When $px^4+qxy+ry^2+sy+t=0\ (p,q,r,s,t\in\mathbb R)$ represents a simple closed curve on the $xy$ plane, can we represent the area enclosed by this curve by $p,q,r,s,t$? If yes, then how?
Example 1 : $2x^4-2xy+y^2+6y+5=0$ represents a simple closed curve. (see here)
Example 2 : $2x^4-2xy-y^2+6y+5=0$ does not represent a simple closed curve. (see here)

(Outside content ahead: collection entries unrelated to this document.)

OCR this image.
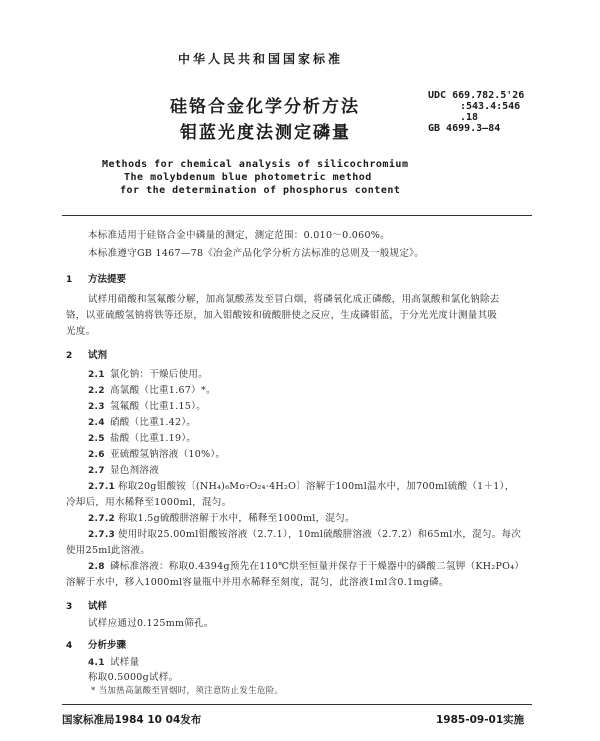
中华人民共和国国家标准
硅铬合金化学分析方法
钼蓝光度法测定磷量
UDC 669.782.5'26
:543.4:546
.18
GB 4699.3—84
Methods for chemical analysis of silicochromium
The molybdenum blue photometric method
for the determination of phosphorus content
本标准适用于硅铬合金中磷量的测定，测定范围：0.010～0.060%。
本标准遵守GB 1467—78《冶金产品化学分析方法标准的总则及一般规定》。
1 方法提要
试样用硝酸和氢氟酸分解，加高氯酸蒸发至冒白烟，将磷氧化成正磷酸，用高氯酸和氯化钠除去
铬，以亚硫酸氢钠将铁等还原，加入钼酸铵和硫酸肼使之反应，生成磷钼蓝，于分光光度计测量其吸
光度。
2 试剂
2.1 氯化钠：干燥后使用。
2.2 高氯酸（比重1.67）*。
2.3 氢氟酸（比重1.15）。
2.4 硝酸（比重1.42）。
2.5 盐酸（比重1.19）。
2.6 亚硫酸氢钠溶液（10%）。
2.7 显色剂溶液
2.7.1 称取20g钼酸铵〔(NH₄)₆Mo₇O₂₄·4H₂O〕溶解于100ml温水中，加700ml硫酸（1＋1），
冷却后，用水稀释至1000ml，混匀。
2.7.2 称取1.5g硫酸肼溶解于水中，稀释至1000ml，混匀。
2.7.3 使用时取25.00ml钼酸铵溶液（2.7.1），10ml硫酸肼溶液（2.7.2）和65ml水，混匀。每次
使用25ml此溶液。
2.8 磷标准溶液：称取0.4394g预先在110℃烘至恒量并保存于干燥器中的磷酸二氢钾（KH₂PO₄）
溶解于水中，移入1000ml容量瓶中并用水稀释至刻度，混匀，此溶液1ml含0.1mg磷。
3 试样
试样应通过0.125mm筛孔。
4 分析步骤
4.1 试样量
称取0.5000g试样。
* 当加热高氯酸至冒烟时，须注意防止发生危险。
国家标准局1984 10 04发布	1985-09-01实施
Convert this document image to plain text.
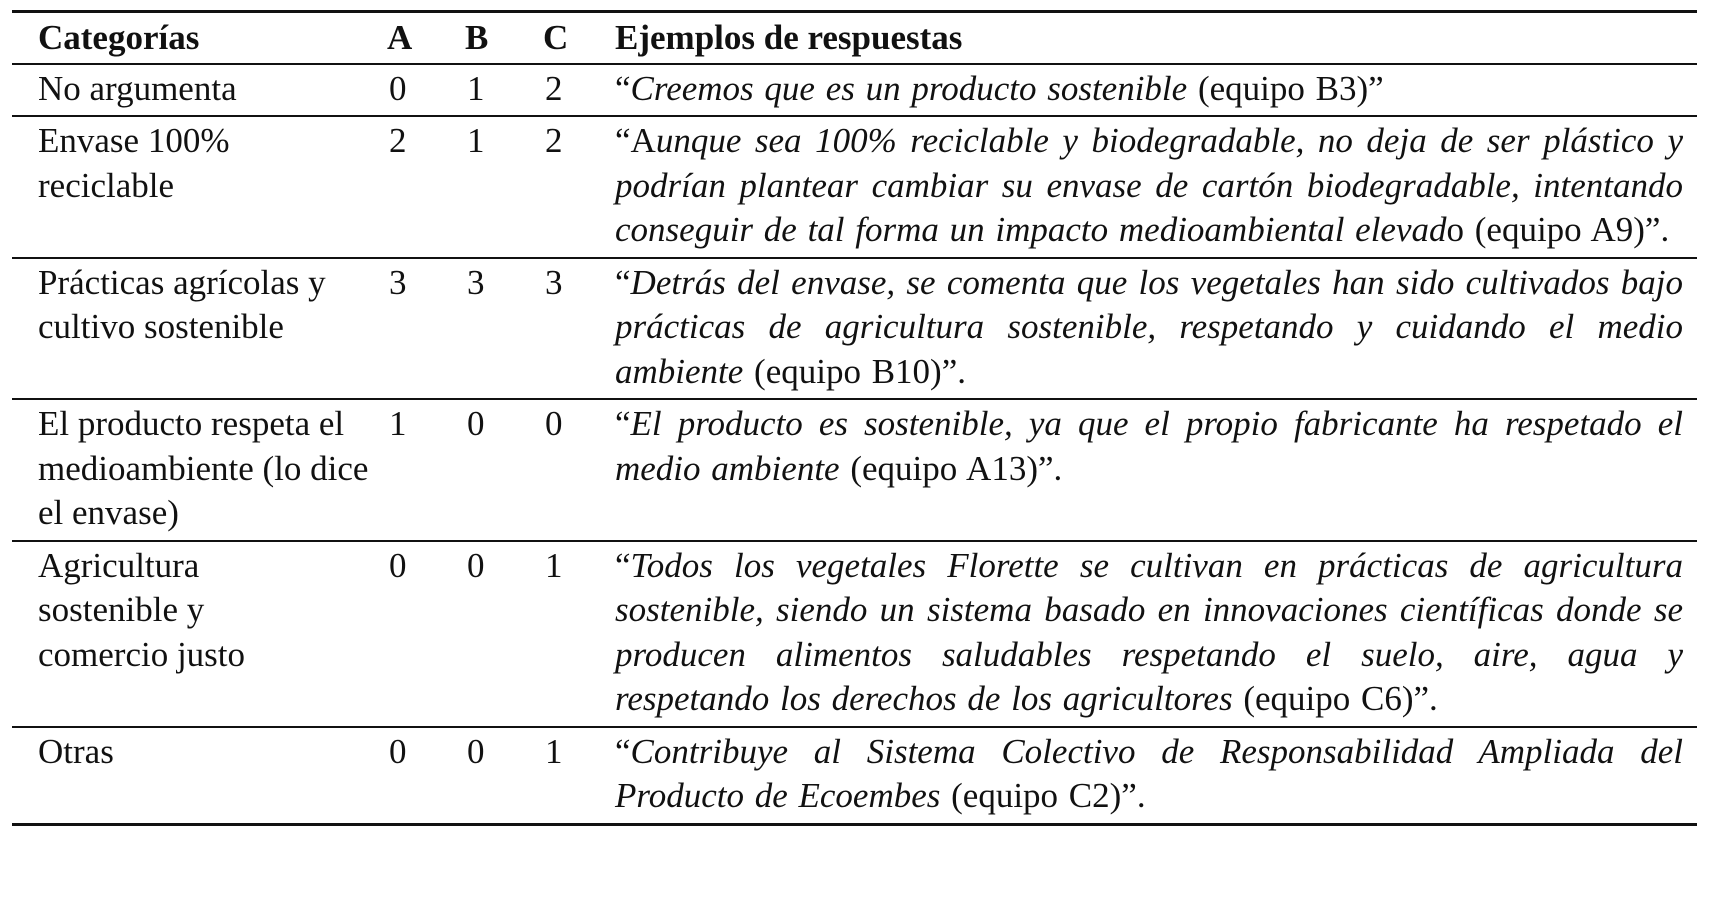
Categorías	A	B	C	Ejemplos de respuestas

No argumenta	0	1	2	“Creemos que es un producto sostenible (equipo B3)”

Envase 100% reciclable	2	1	2	“Aunque sea 100% reciclable y biodegradable, no deja de ser plástico y podrían plantear cambiar su envase de cartón biodegradable, intentando conseguir de tal forma un impacto medioambiental elevado (equipo A9)”.

Prácticas agrícolas y cultivo sostenible	3	3	3	“Detrás del envase, se comenta que los vegetales han sido cultivados bajo prácticas de agricultura sostenible, respetando y cuidando el medio ambiente (equipo B10)”.

El producto respeta el medioambiente (lo dice el envase)	1	0	0	“El producto es sostenible, ya que el propio fabricante ha respetado el medio ambiente (equipo A13)”.

Agricultura sostenible y comercio justo	0	0	1	“Todos los vegetales Florette se cultivan en prácticas de agricultura sostenible, siendo un sistema basado en innovaciones científicas donde se producen alimentos saludables respetando el suelo, aire, agua y respetando los derechos de los agricultores (equipo C6)”.

Otras	0	0	1	“Contribuye al Sistema Colectivo de Responsabilidad Ampliada del Producto de Ecoembes (equipo C2)”.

The case $ax^4-by^2\pm\ldots=0$ with $a,b>0$ is an open curve pretty much for the same reason that $ax^2-by^2\pm\ldots=0$ is an open curve as well, called hyperbola. Then all you have to do is compute
$y_{_{1,2}}(x)=\dfrac{-(s+qx)\pm\sqrt{(s+qx)^2-4r(t+px)^4}}{2r}$ , the area being $\displaystyle\int_v^w|y_{_1}(x)-y_{_2}(x)|~dx=$
$=\displaystyle\frac1r\int_v^w\sqrt{(s+qx)^2-4r(t+px)^4}~dx$, where v and w are the left-most and right-most values
of x, i.e., the extrema of $x(y)$, which are to be found amongst the roots of $x'(y)=0$. Granted, this type of integral does not usually possess a closed form expression, and even the exact values of v or w are hard to come by.